Parental Counselling

Inducing positive change in an individual’s behavior through such techniques as positive and negative reinforcement, or punishment for poor behavior. This therapy method is based off of the experiments by B.F. Skinner and his theory of operant conditioning.

One common way of modifying behavior includes a reward system that is pre-determined by the therapist and client which makes the client want to change. This mode of therapy is used to treat all sorts of conditions such as Obsessive Compulsive Disorder (OCD) and Attention Deficit/Hyperactivity Disorder (ADHD) and many other common issues like fears.

Example: The behaviorist was hired to work with prisoners before their release from jail, getting them to think critically about the negative behavior patterns which brought them to prison in the first place, and giving them the tools to rework the old, destructive patterns.

Parental Counselling

Parental counselling is whatever you, as a parent, need it to be.

Parental Counselling often involves dealing with stress in a more effective manner, so that you are less likely to feel overwhelmed by everything going on.

Parental Counselling sometimes covers alternative methods of discipline (moving away from shouting and smacking, to methods that work with each child), and building respectful relationships with your children.  Each family is unique, and each child reacts differently, so together, we work out which techniques work best for your family.

Parental Counselling can also involve working through the difficulties of finding out that your child is not what you had expected. Sometimes, this is about finding out your child has special needs. Or when your child is diagnosed with an intersex condition, and you want a safe space to talk about, and think through the way you interact with your child going forward.

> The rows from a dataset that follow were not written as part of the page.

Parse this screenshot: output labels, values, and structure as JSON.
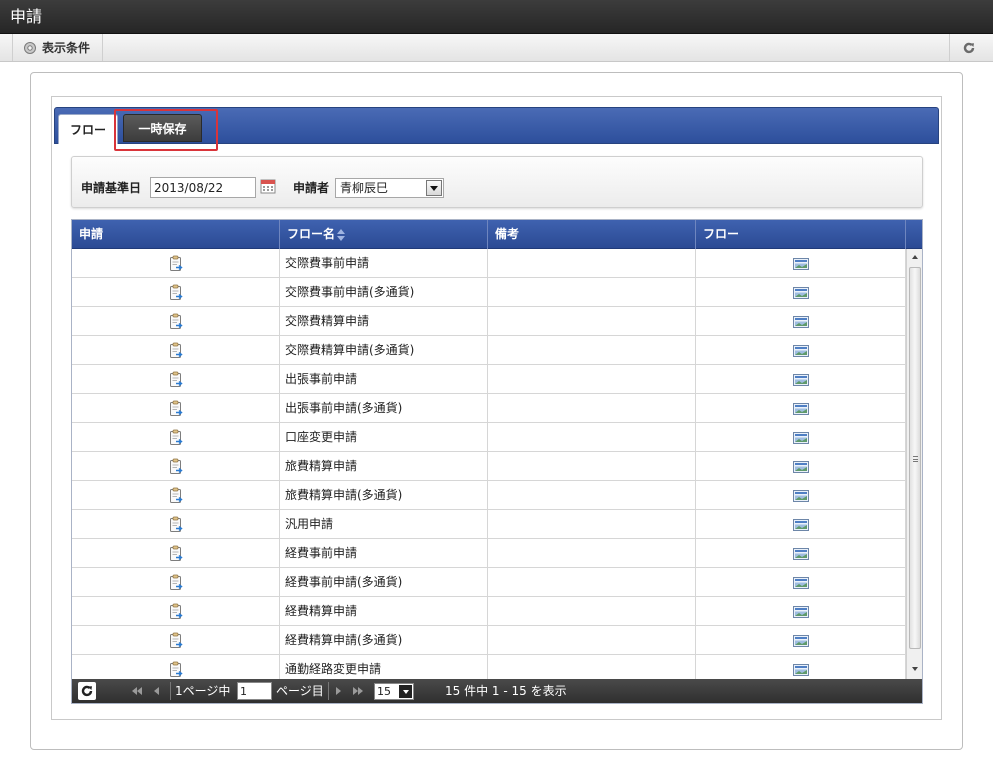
{
  "window": {
    "title": "申請"
  },
  "toolbar": {
    "conditions_label": "表示条件"
  },
  "tabs": [
    {
      "label": "フロー",
      "active": true
    },
    {
      "label": "一時保存",
      "active": false
    }
  ],
  "filter": {
    "base_date_label": "申請基準日",
    "base_date_value": "2013/08/22",
    "applicant_label": "申請者",
    "applicant_value": "青柳辰巳"
  },
  "grid": {
    "columns": [
      "申請",
      "フロー名",
      "備考",
      "フロー"
    ],
    "rows": [
      {
        "flow_name": "交際費事前申請",
        "note": ""
      },
      {
        "flow_name": "交際費事前申請(多通貨)",
        "note": ""
      },
      {
        "flow_name": "交際費精算申請",
        "note": ""
      },
      {
        "flow_name": "交際費精算申請(多通貨)",
        "note": ""
      },
      {
        "flow_name": "出張事前申請",
        "note": ""
      },
      {
        "flow_name": "出張事前申請(多通貨)",
        "note": ""
      },
      {
        "flow_name": "口座変更申請",
        "note": ""
      },
      {
        "flow_name": "旅費精算申請",
        "note": ""
      },
      {
        "flow_name": "旅費精算申請(多通貨)",
        "note": ""
      },
      {
        "flow_name": "汎用申請",
        "note": ""
      },
      {
        "flow_name": "経費事前申請",
        "note": ""
      },
      {
        "flow_name": "経費事前申請(多通貨)",
        "note": ""
      },
      {
        "flow_name": "経費精算申請",
        "note": ""
      },
      {
        "flow_name": "経費精算申請(多通貨)",
        "note": ""
      },
      {
        "flow_name": "通勤経路変更申請",
        "note": ""
      }
    ]
  },
  "pager": {
    "page_prefix": "1ページ中",
    "page_value": "1",
    "page_suffix": "ページ目",
    "page_size": "15",
    "summary": "15 件中 1 - 15 を表示"
  },
  "colors": {
    "accent": "#2d4f9c",
    "highlight": "#d9343a",
    "titlebar": "#2c2c2c"
  },
  "icons": {
    "apply": "clipboard-icon",
    "flow": "flow-diagram-icon",
    "calendar": "calendar-icon",
    "gear": "gear-icon",
    "refresh": "refresh-icon"
  }
}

Child Adjustment Counselling

  • Is your child experiencing difficulty adjusting to a transition, such as a family move, divorce, or change of school?
  • Have you noticed behavioral or emotional changes in your child, such as irritability, moodiness or withdrawal?
  • Is your child suddenly having difficulty in school or with a peer or sibling?
  • Are you feeling overwhelmed or frustrated by your child’s behavior?
  • Do you wish you knew how to help ease your child’s adjustment?

Life transitions can be challenging, especially for children whose brains are still developing and have limited life experience to draw from. A family move, change of school, or divorce can leave children feeling as if their world has been turned upside down and there is little they can do about it. When their sense of comfort and security is threatened, children may act out or, alternatively, withdraw.

Perhaps your child has exhibited recent trouble at school, such as a drop in grades or behavioral issues.  It is not uncommon for children undergoing a difficult transition to react angrily or in attention-seeking ways. Children may also overanalyze the recent change(s) and even blame themselves for the new circumstances. In this case your child may seem sad, highly sensitive or unusually anxious.

Regardless of how your child exhibits his or her distress, you as a parent are likely feeling overwhelmed and concerned yourself. It is never easy to witness your child struggle and when one family member is suffering, the entire family is often impacted.